The state’s Public Utilities Commission set a target of reducing greenhouse gas emissions to 46 million metric tons by 2030, 56% below 1990 levels. The goal outpaces the state’s overall goal of slashing emissions to 40% below 1990 levels by 2030.
California electricity providers will need to develop nearly 25 gigawatts of renewable energy and battery storage to achieve the goal, nearly double the amount the state has currently, CPUC Commissioner Liane Randolph said in a statement. The agency anticipates 8,900 MW of energy storage will be included in that total, or about eight times more than existed in the entire United States at the end of 2018.
Environmental groups had pressed for a more aggressive target of 30 MMT that would get the state closer to its 2045 goal of sourcing electricity exclusively from carbon-free sources.

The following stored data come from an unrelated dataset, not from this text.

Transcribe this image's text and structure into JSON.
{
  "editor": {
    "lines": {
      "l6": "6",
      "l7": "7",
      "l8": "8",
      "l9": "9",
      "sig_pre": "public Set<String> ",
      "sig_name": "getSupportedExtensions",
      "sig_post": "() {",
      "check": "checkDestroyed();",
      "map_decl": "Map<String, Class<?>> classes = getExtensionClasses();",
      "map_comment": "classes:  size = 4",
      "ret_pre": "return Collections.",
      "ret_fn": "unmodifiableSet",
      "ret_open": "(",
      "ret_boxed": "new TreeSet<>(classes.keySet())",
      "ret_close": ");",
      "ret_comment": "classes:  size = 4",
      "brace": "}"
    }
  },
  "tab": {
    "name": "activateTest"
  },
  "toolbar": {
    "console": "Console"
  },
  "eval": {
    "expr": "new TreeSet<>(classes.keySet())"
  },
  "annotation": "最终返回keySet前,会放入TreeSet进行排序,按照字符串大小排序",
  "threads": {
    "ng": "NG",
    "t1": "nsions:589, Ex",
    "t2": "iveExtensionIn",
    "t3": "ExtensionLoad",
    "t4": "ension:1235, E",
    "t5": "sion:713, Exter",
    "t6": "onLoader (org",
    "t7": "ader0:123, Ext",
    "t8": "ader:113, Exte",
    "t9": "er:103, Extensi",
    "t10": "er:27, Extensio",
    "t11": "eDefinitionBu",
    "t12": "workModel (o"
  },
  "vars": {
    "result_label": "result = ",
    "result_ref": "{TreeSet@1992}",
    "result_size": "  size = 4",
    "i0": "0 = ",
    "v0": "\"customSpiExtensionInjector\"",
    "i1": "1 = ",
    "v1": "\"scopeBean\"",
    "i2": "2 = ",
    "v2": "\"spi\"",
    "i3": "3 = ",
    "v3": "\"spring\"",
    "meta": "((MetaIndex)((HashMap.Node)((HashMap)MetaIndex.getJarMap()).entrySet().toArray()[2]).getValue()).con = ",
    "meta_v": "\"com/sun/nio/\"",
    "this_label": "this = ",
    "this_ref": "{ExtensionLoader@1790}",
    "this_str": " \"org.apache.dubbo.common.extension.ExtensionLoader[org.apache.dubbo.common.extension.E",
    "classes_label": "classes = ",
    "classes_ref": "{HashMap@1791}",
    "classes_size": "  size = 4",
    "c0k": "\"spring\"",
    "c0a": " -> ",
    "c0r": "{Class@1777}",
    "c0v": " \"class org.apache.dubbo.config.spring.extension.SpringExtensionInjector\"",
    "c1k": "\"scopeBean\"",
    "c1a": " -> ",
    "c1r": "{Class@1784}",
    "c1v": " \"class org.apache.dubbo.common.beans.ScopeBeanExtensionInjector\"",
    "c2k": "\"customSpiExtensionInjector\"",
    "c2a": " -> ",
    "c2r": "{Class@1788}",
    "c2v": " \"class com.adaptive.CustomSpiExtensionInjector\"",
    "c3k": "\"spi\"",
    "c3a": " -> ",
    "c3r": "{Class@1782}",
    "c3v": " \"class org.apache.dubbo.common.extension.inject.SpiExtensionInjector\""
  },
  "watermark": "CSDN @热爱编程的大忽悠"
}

They favor a rapid shift away from fossil fuels to fight global climate change.
“We must go beyond business as usual, and act with the urgency that is necessary to adequately tackle the climate crisis,” Sierra Club Campaign Representative Luis Amezcua said in a statement.
In its order, the PUC said the 46 MMT target would become harder for utilities to meet as the move to electrify vehicles and buildings causes demand to spike.
Utilities and power plant owners including Calpine Corp, Pacific Gas & Electric and San Diego Gas & Electric favored the 46 MMT target.
In a compromise, the PUC directed utilities to submit plans for meeting a backup goal of 38 MMT. Once it receives those plans, the agency will decide whether it favors the deeper target.
In a win for green groups, the CPUC closed a loophole that would allowed development of new natural gas plants if paired with energy storage. Expansion of existing natural gas plants is allowed if paired with energy storage, however.
New gas plants are allowed if they use biomethane, which comes from manure, landfills or wastewater and is interchangeable with gas drilled out of the ground. It cuts greenhouse gas emissions by ensuring significant volumes of methane, that would have been produced anyway, never reach the atmosphere.